8. I SAW THE TV GLOW
Part trans allegory and part timely examination of how fandom can both create monsters and change our lives, I SAW THE TV GLOW is a gorgeous and deeply unsettling film about a young outcast and a girl he grows fond of becoming obsessed with 1990s TV series in their youth and watching their warped notion of it destroy the rest of their lives. I would never watch this movie again, which is how I know that I loved it deeply, because it hasn't left me since I watched it.
9. MEGALOPOLIS
Francis Ford Coppola's decades-in-development, self-financed, passion project is an utterly one-of-a-kind experience that comes from a maestro's completely unrestrained vision.
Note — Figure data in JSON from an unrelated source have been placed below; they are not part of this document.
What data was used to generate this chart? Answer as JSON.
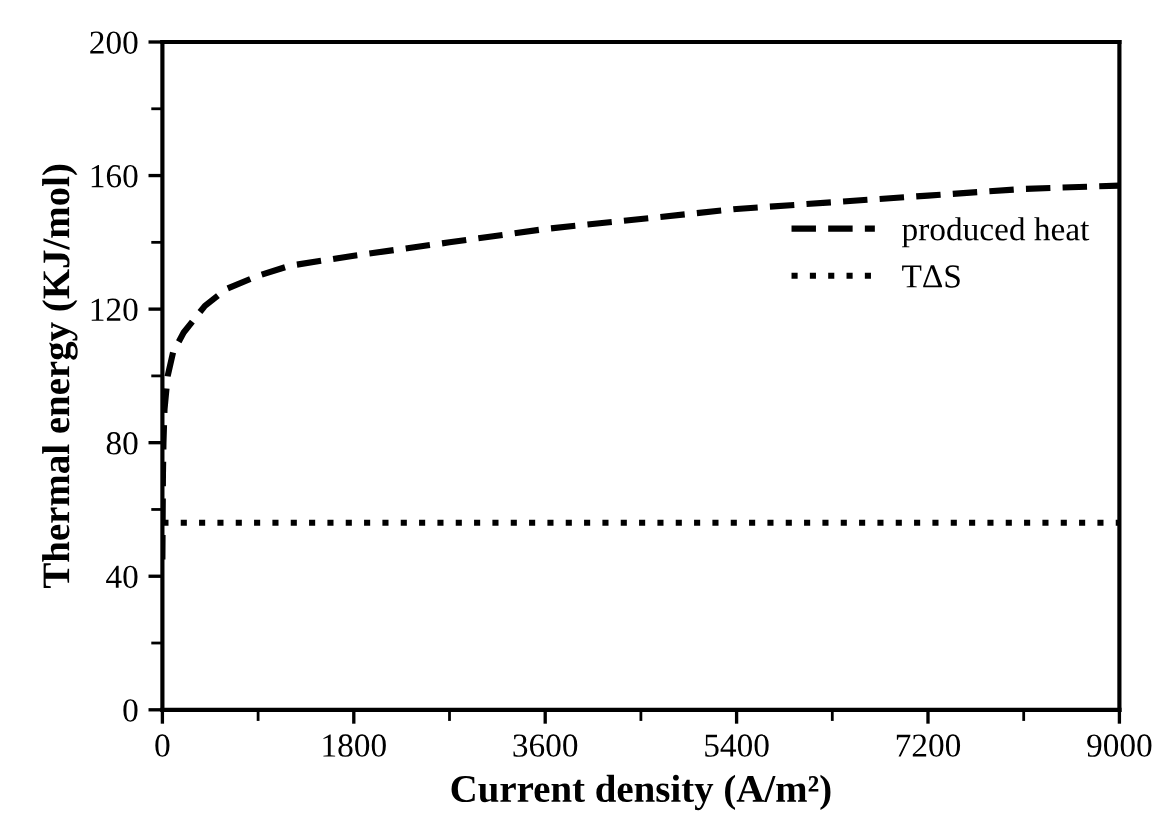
{
  "chart_data": {
    "type": "line",
    "xlabel": "Current density (A/m²)",
    "ylabel": "Thermal energy (KJ/mol)",
    "xlim": [
      0,
      9000
    ],
    "xticks": [
      0,
      1800,
      3600,
      5400,
      7200,
      9000
    ],
    "ylim": [
      0,
      200
    ],
    "yticks": [
      0,
      40,
      80,
      120,
      160,
      200
    ],
    "grid": false,
    "legend": "right",
    "marker": "none",
    "series": [
      {
        "name": "produced heat",
        "color": "#000000",
        "line_style": "dashed",
        "x": [
          0,
          5,
          10,
          20,
          50,
          100,
          200,
          400,
          600,
          900,
          1200,
          1800,
          2700,
          3600,
          4500,
          5400,
          6300,
          7200,
          8100,
          9000
        ],
        "values": [
          45,
          70,
          80,
          90,
          100,
          107,
          113,
          121,
          126,
          130,
          133,
          136,
          140,
          144,
          147,
          150,
          152,
          154,
          156,
          157
        ]
      },
      {
        "name": "TΔS",
        "color": "#000000",
        "line_style": "dotted",
        "x": [
          0,
          9000
        ],
        "values": [
          56,
          56
        ]
      }
    ]
  }
}
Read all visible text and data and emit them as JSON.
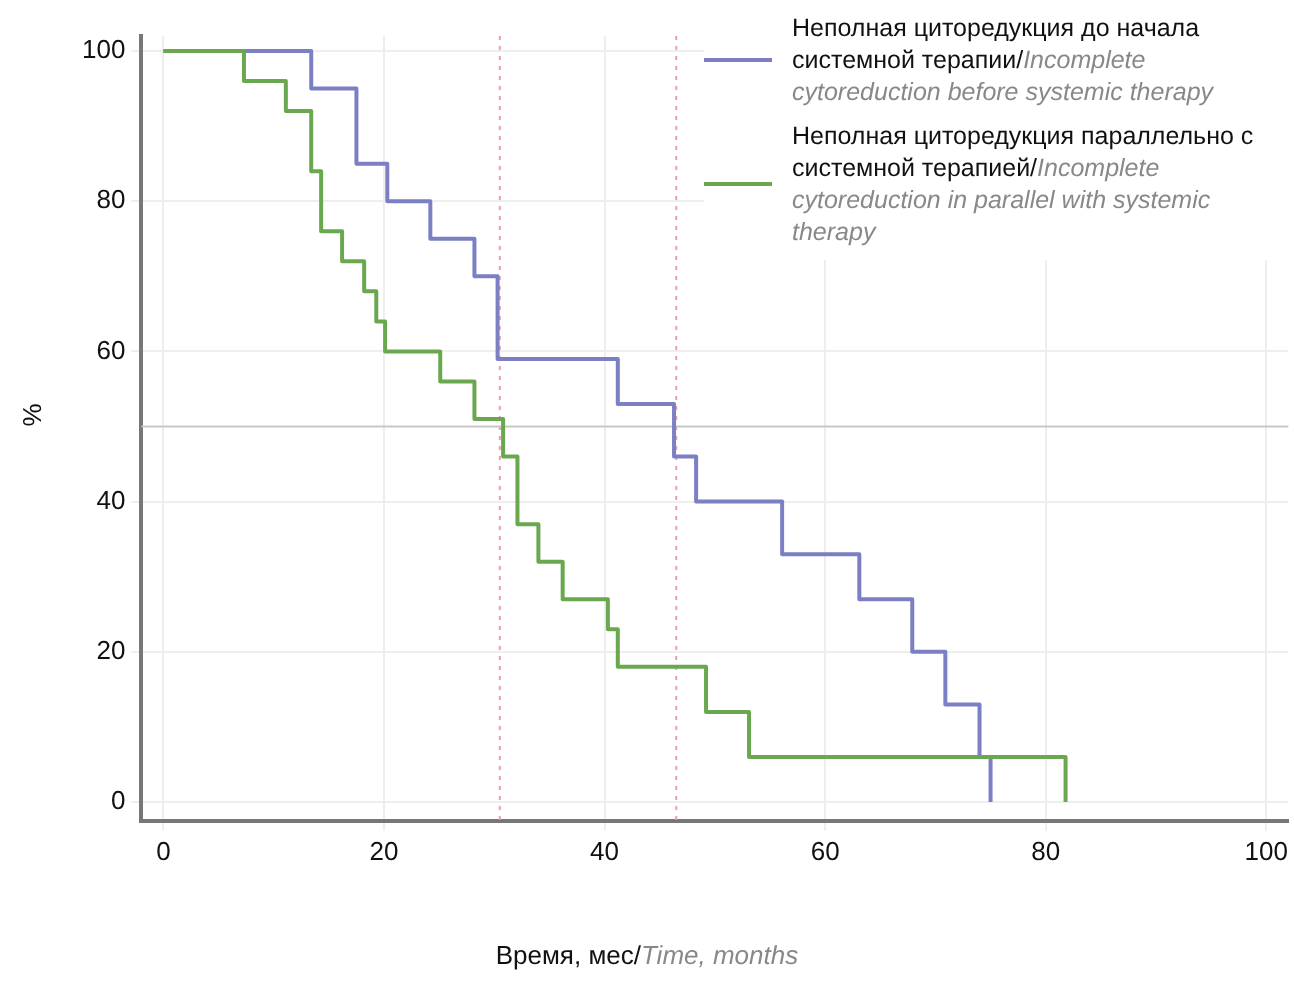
{
  "chart_data": {
    "type": "step",
    "xlabel": "Время, мес/Time, months",
    "ylabel": "%",
    "xlim": [
      -2,
      102
    ],
    "xticks": [
      0,
      20,
      40,
      60,
      80,
      100
    ],
    "ylim": [
      -2.5,
      102
    ],
    "yticks": [
      0,
      20,
      40,
      60,
      80,
      100
    ],
    "grid": true,
    "legend": "top right",
    "marker": "none",
    "line_style": "solid",
    "series": [
      {
        "name": "Неполная циторедукция до начала системной терапии/Incomplete cytoreduction before systemic therapy",
        "color": "#7b7fc4",
        "x": [
          0,
          13.4,
          17.5,
          20.3,
          24.2,
          28.2,
          30.3,
          41.2,
          46.3,
          48.3,
          56.1,
          63.1,
          67.9,
          70.9,
          74,
          75
        ],
        "values": [
          100,
          95,
          85,
          80,
          75,
          70,
          59,
          53,
          46,
          40,
          33,
          27,
          20,
          13,
          6,
          0
        ]
      },
      {
        "name": "Неполная циторедукция параллельно с системной терапией/Incomplete cytoreduction in parallel with systemic therapy",
        "color": "#6aa84f",
        "x": [
          0,
          7.3,
          11.1,
          13.4,
          14.3,
          16.2,
          18.2,
          19.3,
          20.1,
          25.1,
          28.2,
          30.8,
          32.1,
          34,
          36.2,
          40.3,
          41.2,
          49.2,
          53.1,
          81.8
        ],
        "values": [
          100,
          96,
          92,
          84,
          76,
          72,
          68,
          64,
          60,
          56,
          51,
          46,
          37,
          32,
          27,
          23,
          18,
          12,
          6,
          0
        ]
      }
    ],
    "ref_lines": [
      {
        "axis": "x",
        "value": 30.5,
        "color": "#e8a0a8",
        "line_style": "dotted"
      },
      {
        "axis": "x",
        "value": 46.5,
        "color": "#e8a0a8",
        "line_style": "dotted"
      },
      {
        "axis": "y",
        "value": 50,
        "color": "#c8c8c8",
        "line_style": "solid"
      }
    ]
  }
}
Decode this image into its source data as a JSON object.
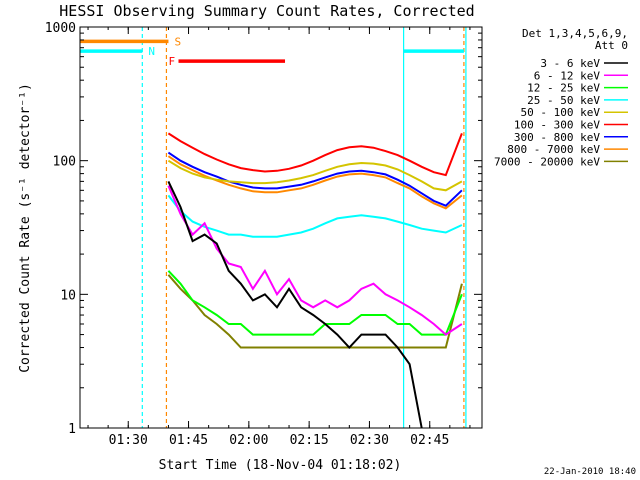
{
  "chart_data": {
    "type": "line",
    "title": "HESSI Observing Summary Count Rates, Corrected",
    "xlabel": "Start Time (18-Nov-04 01:18:02)",
    "ylabel": "Corrected Count Rate (s⁻¹ detector⁻¹)",
    "y_scale": "log",
    "ylim": [
      1,
      1000
    ],
    "xlim_minutes_after_start": [
      0,
      100
    ],
    "x_ticks": [
      {
        "label": "01:30",
        "minute": 12
      },
      {
        "label": "01:45",
        "minute": 27
      },
      {
        "label": "02:00",
        "minute": 42
      },
      {
        "label": "02:15",
        "minute": 57
      },
      {
        "label": "02:30",
        "minute": 72
      },
      {
        "label": "02:45",
        "minute": 87
      }
    ],
    "y_ticks": [
      {
        "label": "1",
        "value": 1
      },
      {
        "label": "10",
        "value": 10
      },
      {
        "label": "100",
        "value": 100
      },
      {
        "label": "1000",
        "value": 1000
      }
    ],
    "legend_header": [
      "Det 1,3,4,5,6,9,",
      "Att 0"
    ],
    "legend_position": "right",
    "x_minutes": [
      22,
      25,
      28,
      31,
      34,
      37,
      40,
      43,
      46,
      49,
      52,
      55,
      58,
      61,
      64,
      67,
      70,
      73,
      76,
      79,
      82,
      85,
      88,
      91,
      95
    ],
    "series": [
      {
        "name": "3 - 6 keV",
        "color": "#000000",
        "values": [
          70,
          45,
          25,
          28,
          24,
          15,
          12,
          9,
          10,
          8,
          11,
          8,
          7,
          6,
          5,
          4,
          5,
          5,
          5,
          4,
          3,
          1,
          null,
          null,
          null
        ]
      },
      {
        "name": "6 - 12 keV",
        "color": "#ff00ff",
        "values": [
          65,
          40,
          28,
          34,
          22,
          17,
          16,
          11,
          15,
          10,
          13,
          9,
          8,
          9,
          8,
          9,
          11,
          12,
          10,
          9,
          8,
          7,
          6,
          5,
          6
        ]
      },
      {
        "name": "12 - 25 keV",
        "color": "#00ff00",
        "values": [
          15,
          12,
          9,
          8,
          7,
          6,
          6,
          5,
          5,
          5,
          5,
          5,
          5,
          6,
          6,
          6,
          7,
          7,
          7,
          6,
          6,
          5,
          5,
          5,
          10
        ]
      },
      {
        "name": "25 - 50 keV",
        "color": "#00ffff",
        "values": [
          55,
          42,
          35,
          32,
          30,
          28,
          28,
          27,
          27,
          27,
          28,
          29,
          31,
          34,
          37,
          38,
          39,
          38,
          37,
          35,
          33,
          31,
          30,
          29,
          33
        ]
      },
      {
        "name": "50 - 100 keV",
        "color": "#d4c400",
        "values": [
          100,
          88,
          80,
          75,
          72,
          70,
          69,
          68,
          68,
          69,
          71,
          74,
          78,
          84,
          90,
          94,
          96,
          95,
          92,
          86,
          78,
          70,
          62,
          60,
          70
        ]
      },
      {
        "name": "100 - 300 keV",
        "color": "#ff0000",
        "values": [
          160,
          140,
          125,
          112,
          102,
          94,
          88,
          85,
          83,
          84,
          87,
          92,
          100,
          110,
          120,
          126,
          128,
          125,
          118,
          110,
          100,
          90,
          82,
          78,
          160
        ]
      },
      {
        "name": "300 - 800 keV",
        "color": "#0000ff",
        "values": [
          115,
          100,
          90,
          82,
          76,
          70,
          66,
          63,
          62,
          62,
          64,
          66,
          70,
          75,
          80,
          83,
          84,
          82,
          79,
          72,
          65,
          57,
          50,
          46,
          60
        ]
      },
      {
        "name": "800 - 7000 keV",
        "color": "#ff8800",
        "values": [
          108,
          94,
          85,
          77,
          71,
          66,
          62,
          59,
          58,
          58,
          60,
          62,
          66,
          71,
          76,
          79,
          80,
          78,
          75,
          68,
          62,
          54,
          48,
          44,
          55
        ]
      },
      {
        "name": "7000 - 20000 keV",
        "color": "#808000",
        "values": [
          14,
          11,
          9,
          7,
          6,
          5,
          4,
          4,
          4,
          4,
          4,
          4,
          4,
          4,
          4,
          4,
          4,
          4,
          4,
          4,
          4,
          4,
          4,
          4,
          12
        ]
      }
    ],
    "flag_bars": [
      {
        "label": "S",
        "color": "#ff8800",
        "start_minute": 0,
        "end_minute": 22,
        "level": 780
      },
      {
        "label": "N",
        "color": "#00ffff",
        "start_minute": 0,
        "end_minute": 15.5,
        "level": 660
      },
      {
        "label": "N",
        "color": "#00ffff",
        "start_minute": 80.5,
        "end_minute": 95.5,
        "level": 660
      },
      {
        "label": "F",
        "color": "#ff0000",
        "start_minute": 24.5,
        "end_minute": 51,
        "level": 555
      }
    ],
    "flag_labels": [
      {
        "text": "S",
        "color": "#ff8800",
        "minute": 23.5,
        "level": 780
      },
      {
        "text": "N",
        "color": "#00ffff",
        "minute": 17,
        "level": 660
      },
      {
        "text": "F",
        "color": "#ff0000",
        "minute": 22,
        "level": 555
      }
    ],
    "vlines": [
      {
        "minute": 15.5,
        "color": "#00ffff",
        "style": "dashed"
      },
      {
        "minute": 21.5,
        "color": "#ff8800",
        "style": "dashed"
      },
      {
        "minute": 80.5,
        "color": "#00ffff",
        "style": "solid"
      },
      {
        "minute": 95.5,
        "color": "#ff8800",
        "style": "dashed"
      },
      {
        "minute": 96,
        "color": "#00ffff",
        "style": "solid"
      }
    ],
    "timestamp": "22-Jan-2010 18:40"
  }
}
Some will hate it and some will love it with 0 in-between, but beneath the baffling dialogue and confounding plot lies an extremely personal story about a creator and his art as we follow architect Caesar (Adam Driver) battling political turmoil to rebuild his city after a natural disaster. This is the kind of bold, crazy, swing-for-the-fences work of art that only comes around a handful of times and should be seen and respected for that alone.
10. CIVIL WAR
Alex Garland's dystopian film sees a war-torn America and follows war photojournalists racing to Washington D.C. to see the tyrannical president ousted in the midst of a raging civil war. The politics of the film took center stage when the previews came out, but the film is strangely apolitical, focusing instead on the story of these journalists and asking what kind of legacy we want to leave behind, and if our passion is truly worth chasing...and for what end?